Forum Gry Hobby Sprzęt Rozmawiamy Archiwum Regulamin

Forum: Szukam dobrej restauracji - Gliwice, Zabrze, Katowice

21.07.2015 17:36
Aen
1
Aen
232
Anesthetize

Szukam dobrej restauracji - Gliwice, Zabrze, Katowice

Jako że niedługo zbliża się rocznica mojego ślubu, chcę zabrać wybrankę między innymi na kolację. Niestety, jako napływowy gorol którego los akuratnie rzucił na Górny Śląsk, nie znam kompletnie fajnych, eleganckich lokali w okolicy. Będę wdzięczny za propozycje.
PS: McDonald's odpada, tam jedliśmy po ślubie.

21.07.2015 20:59
SULIK
2
odpowiedz
SULIK
251
olewam zasady

https://www.zomato.com/pl - jak by nikt nic nie polecił, to poszukaj tutaj
niestety w tych 3 miastach nic nie znam
najbliżej okolicy z wymienionych to znam tylko w Chrzanowie hotel Platan w którym jest niezła kuchnia Włoska (sporo osób sobie chwali, ja nie byłem)
W Jaworznie w hotelu "Pańska góra" jedzenie niezłe, tylko wystrój musi być odświeżony - więc raczej odradzam

21.07.2015 21:01
Yoghurt
3
odpowiedz
Yoghurt
101
Legend

Jutro ci napiszę o przyzwoitych knajpach w Kato, bo mi się na tablecie źle elaboraty tworzy.

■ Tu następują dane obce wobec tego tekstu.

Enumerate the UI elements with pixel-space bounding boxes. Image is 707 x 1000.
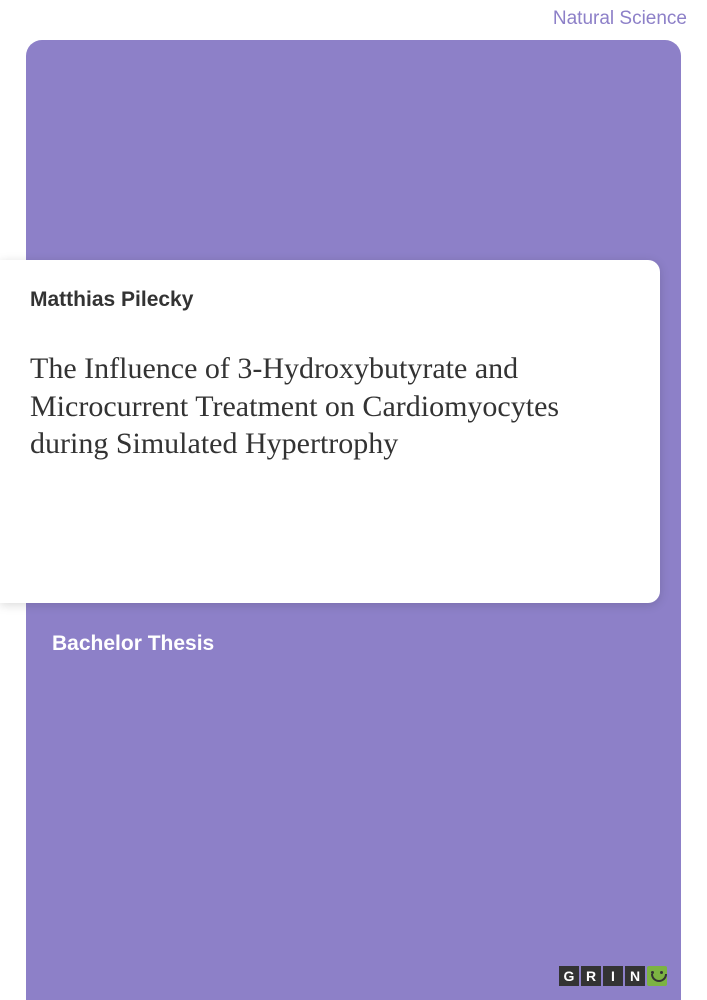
logo-letter-g: G [559,966,579,986]
publisher-logo: G R I N [559,966,667,986]
logo-letter-i: I [603,966,623,986]
thesis-title: The Influence of 3-Hydroxybutyrate and M… [30,350,630,463]
logo-letter-n: N [625,966,645,986]
category-label: Natural Science [553,8,687,30]
logo-smile-icon [647,966,667,986]
thesis-type-label: Bachelor Thesis [52,632,214,656]
author-name: Matthias Pilecky [30,288,630,312]
title-card: Matthias Pilecky The Influence of 3-Hydr… [0,260,660,603]
logo-letter-r: R [581,966,601,986]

Ino powiedz, jaki typ kuchni i przedzial cenowy cię interesuje.

21.07.2015 22:44
brutu
4
odpowiedz
brutu
141
Uwielbiam Cię Aguś

Wodna wieża w Pszczynie, coś w steampunkowych klimatach, może lubicie takie klimaty.

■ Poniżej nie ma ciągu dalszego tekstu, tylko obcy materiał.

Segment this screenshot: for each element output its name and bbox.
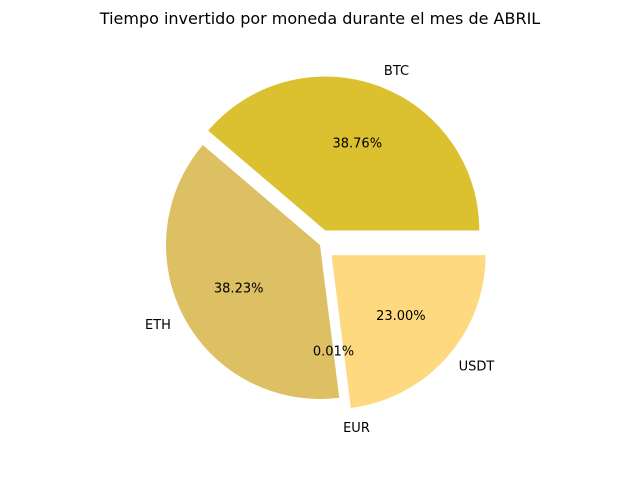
- pie-slice-btc: [208, 76, 480, 231]
- pie-slices: [166, 76, 486, 414]
- slice-percent-usdt: 23.00%: [376, 309, 426, 324]
- pie-labels: BTC 38.76% ETH 38.23% EUR 0.01% USDT 23.00%: [145, 64, 494, 436]
- slice-label-eur: EUR: [343, 421, 370, 436]
- slice-percent-eth: 38.23%: [214, 281, 264, 296]
- slice-label-eth: ETH: [145, 318, 171, 333]
- pie-slice-eth: [166, 145, 340, 399]
- pie-slice-usdt: [331, 255, 486, 408]
- slice-percent-btc: 38.76%: [332, 136, 382, 151]
- slice-percent-eur: 0.01%: [313, 344, 354, 359]
- pie-slice-eur: [321, 260, 342, 414]
- slice-label-btc: BTC: [384, 64, 409, 79]
- slice-label-usdt: USDT: [459, 360, 495, 375]
- chart-title: Tiempo invertido por moneda durante el m…: [99, 9, 541, 28]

Umami w Pyskowicach, taka elegancka klasyka, ale jedzenie dobre, choć czas oczekiwania na posiłek to przesada. Ale śpieszyć się raczej nie będziecie. :)

A tania, dobrza i może bez większego klimatu, ale fajna restauracja jest w Rudach, "Pod Kasztanami" chyba - można dziczyznę opierd*olić, taką prosto w rudzkich lasów, od myśliwego. Z pierwszego sortu :)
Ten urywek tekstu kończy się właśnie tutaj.